June 21, 2004

Validating Doctype-less documents against DTD

Here is another interesting puzzle to solve - how would you validate Doctype-less XML document (which has no Doctype declaration) against DTD? ...

XmlValidatingReader needs Doctype to validate document, that's is the only way to enforce it to perform validation against DTD - give it XML with Doctype. Ok, my first impulse was to write a simple custom XmlTextWriter, which exposes synthetic Doctype while reading Doctype-less documents:
XmlTextReader -> DoctypeAppendingXmlReader -> XmlValidatingReader
That's a bit nontrivial as PublicID and SystemID should be exposed as synthetic attributes too, but quite doable with a small state machine. Unfortunately that doesn't work. XmlValidatingReader still doesn't validate even being given a Doctype. A bit of reflection unveiled that when encontering Doctype, XmlValidatingReader asks XmlTextReader for DTD via its internal property. Obviously it's null as XmlTextReader doesn't see the synthetic Doctype. No way, won't work.

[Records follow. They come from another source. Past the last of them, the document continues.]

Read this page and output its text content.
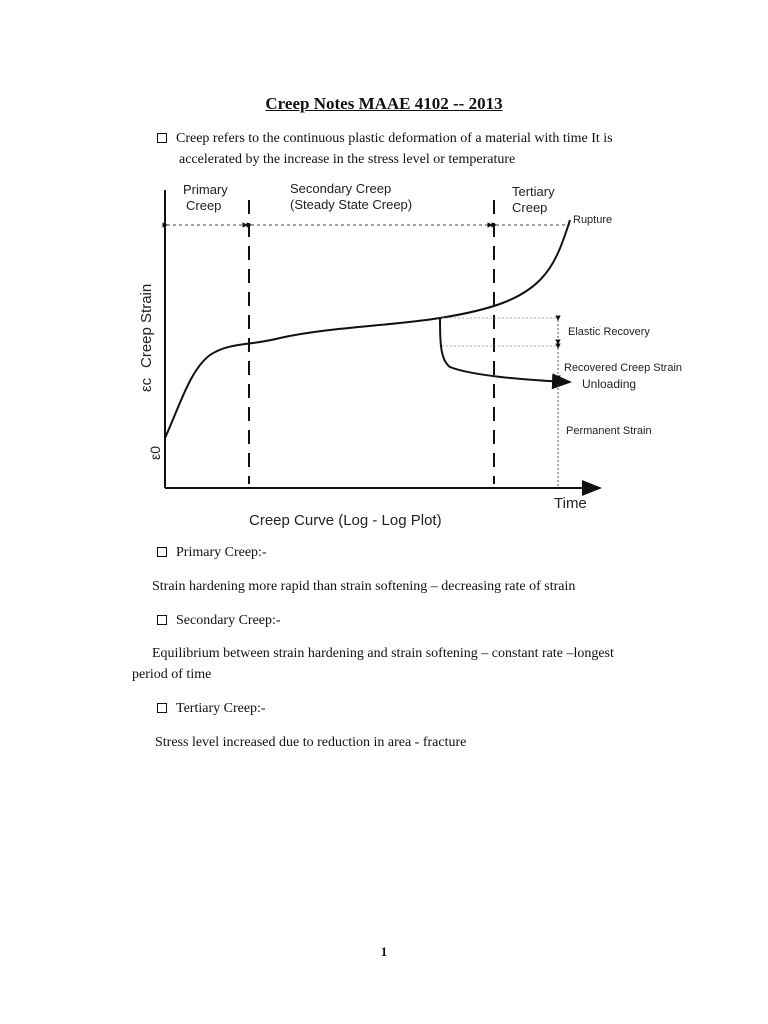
Creep Notes MAAE 4102 -- 2013
Creep refers to the continuous plastic deformation of a material with time It is
accelerated by the increase in the stress level or temperature
Primary
Creep
Secondary Creep
(Steady State Creep)
Tertiary
Creep
Rupture
Elastic Recovery
Recovered Creep Strain
Unloading
Permanent Strain
Creep Strain
εc
ε0
Time
Creep Curve (Log - Log Plot)
Primary Creep:-
Strain hardening more rapid than strain softening – decreasing rate of strain
Secondary Creep:-
Equilibrium between strain hardening and strain softening – constant rate –longest
period of time
Tertiary Creep:-
Stress level increased due to reduction in area - fracture
1
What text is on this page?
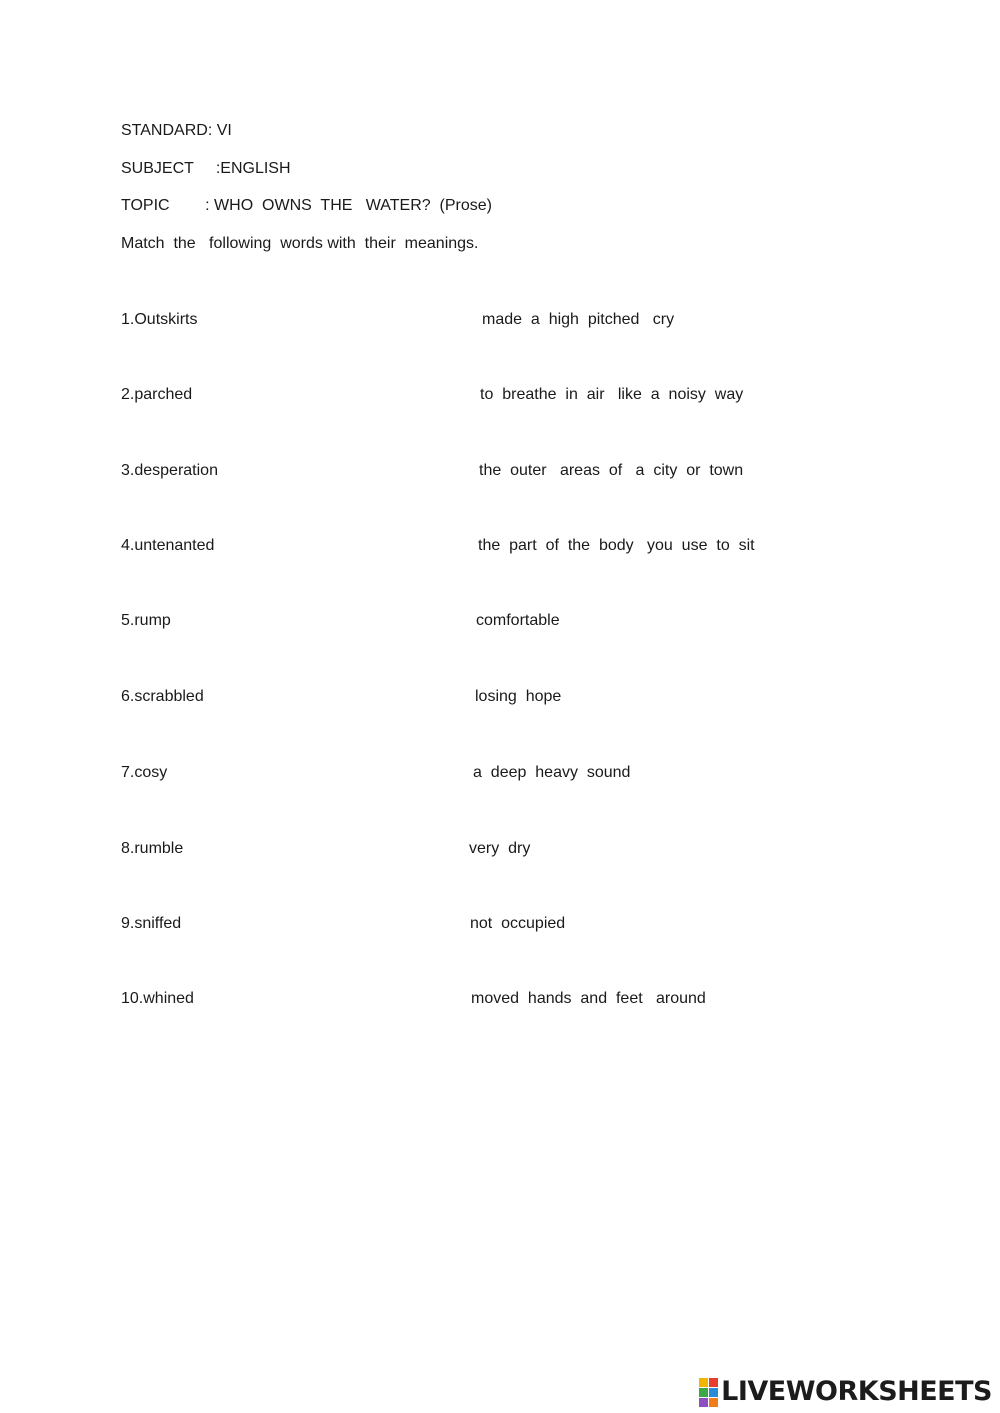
STANDARD: VI
SUBJECT     :ENGLISH
TOPIC        : WHO  OWNS  THE   WATER?  (Prose)
Match  the   following  words with  their  meanings.
1.Outskirts	made  a  high  pitched   cry
2.parched	to  breathe  in  air   like  a  noisy  way
3.desperation	the  outer   areas  of   a  city  or  town
4.untenanted	the  part  of  the  body   you  use  to  sit
5.rump	comfortable
6.scrabbled	losing  hope
7.cosy	a  deep  heavy  sound
8.rumble	very  dry
9.sniffed	not  occupied
10.whined	moved  hands  and  feet   around
LIVEWORKSHEETS
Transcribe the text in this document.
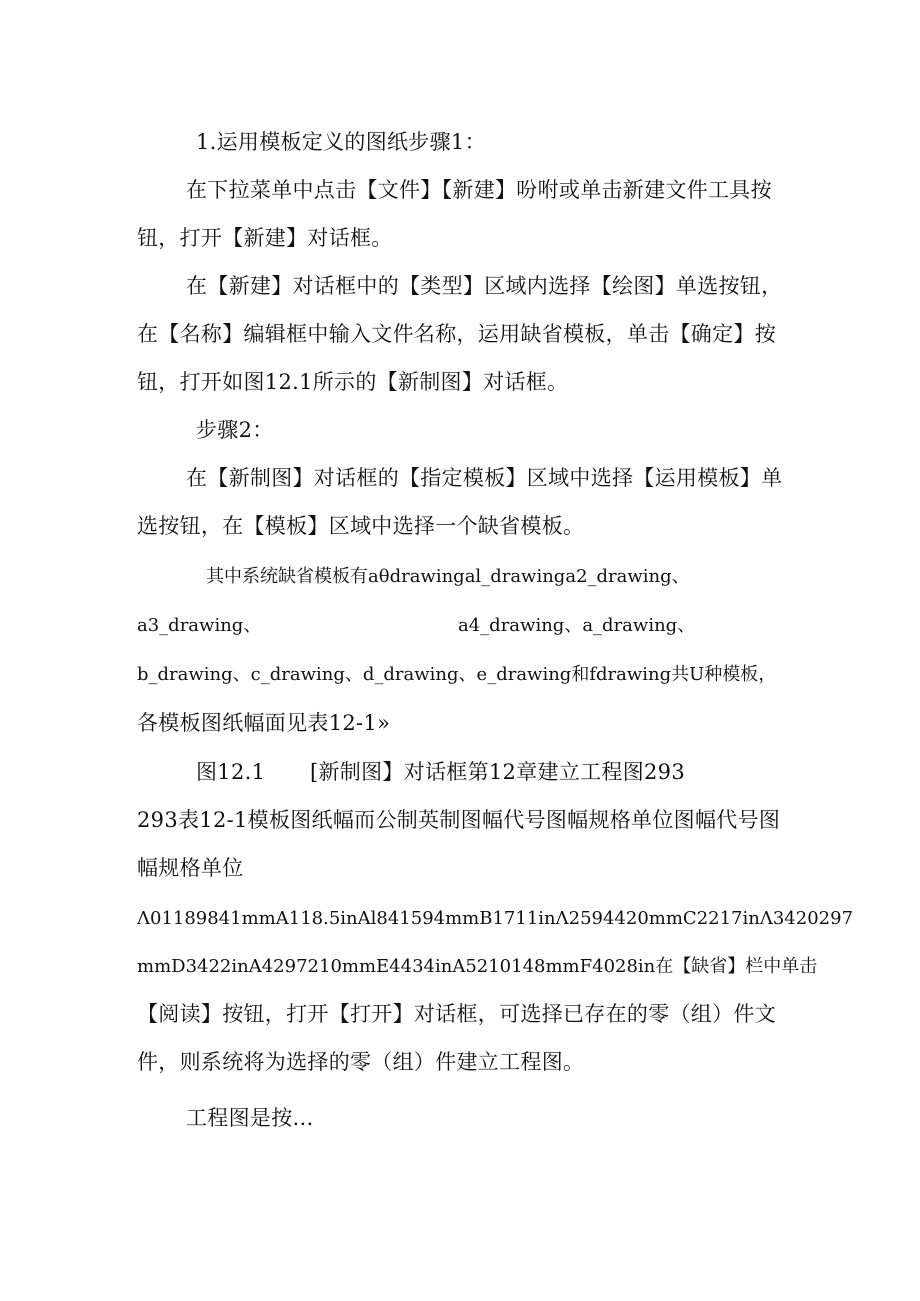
1.运用模板定义的图纸步骤1：
在下拉菜单中点击【文件】【新建】吩咐或单击新建文件工具按
钮，打开【新建】对话框。
在【新建】对话框中的【类型】区域内选择【绘图】单选按钮，
在【名称】编辑框中输入文件名称，运用缺省模板，单击【确定】按
钮，打开如图12.1所示的【新制图】对话框。
步骤2：
在【新制图】对话框的【指定模板】区域中选择【运用模板】单
选按钮，在【模板】区域中选择一个缺省模板。
其中系统缺省模板有aθdrawingal_drawinga2_drawing、
a3_drawing、	a4_drawing、a_drawing、
b_drawing、c_drawing、d_drawing、e_drawing和fdrawing共U种模板，
各模板图纸幅面见表12-1»
图12.1 [新制图】对话框第12章建立工程图293
293表12-1模板图纸幅而公制英制图幅代号图幅规格单位图幅代号图
幅规格单位
Λ01189841mmA118.5inAl841594mmB1711inΛ2594420mmC2217inΛ3420297
mmD3422inA4297210mmE4434inA5210148mmF4028in在【缺省】栏中单击
【阅读】按钮，打开【打开】对话框，可选择已存在的零（组）件文
件，则系统将为选择的零（组）件建立工程图。
工程图是按...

Ok, then what? Another approach is to modify XML before validation by appending Doctype. No XmlDocument or XSLT here please, that's a job for XmlReader-XmlWriter pipeline. Here is the modifying code:

XmlReader r = new XmlTextReader("foo.xml");
XmlWriter w = new XmlTextWriter("foo2.xml", Encoding.UTF8);
bool hasDoctype = false;
while (r.Read()) 
{
    if (r.NodeType == XmlNodeType.DocumentType)
        hasDoctype = true;
    else if (r.NodeType == XmlNodeType.Element) 
    {
        if (!hasDoctype) 
        {
            //First element is about to be written - insert Doctype
            w.WriteDocType(r.Name, null, "foo.dtd", null);        
        }        
    }
    w.WriteNode(r, false);
}
r.Close();
w.Close();
//Now let's validate modified one
XmlValidatingReader vr = new XmlValidatingReader(
    new XmlTextReader("foo2.xml"));    
while (vr.Read());
Works fine, but requires temporary buffer/file/whatever to hold modified version of the document. Not really satisfying. Any other ideas? I think a better solution exists. E.g. if during validation document is going to be loaded into some in-memory XML store anyway, then some sort of in-memory validation might help, but I doubt that trick will work for DTD validation.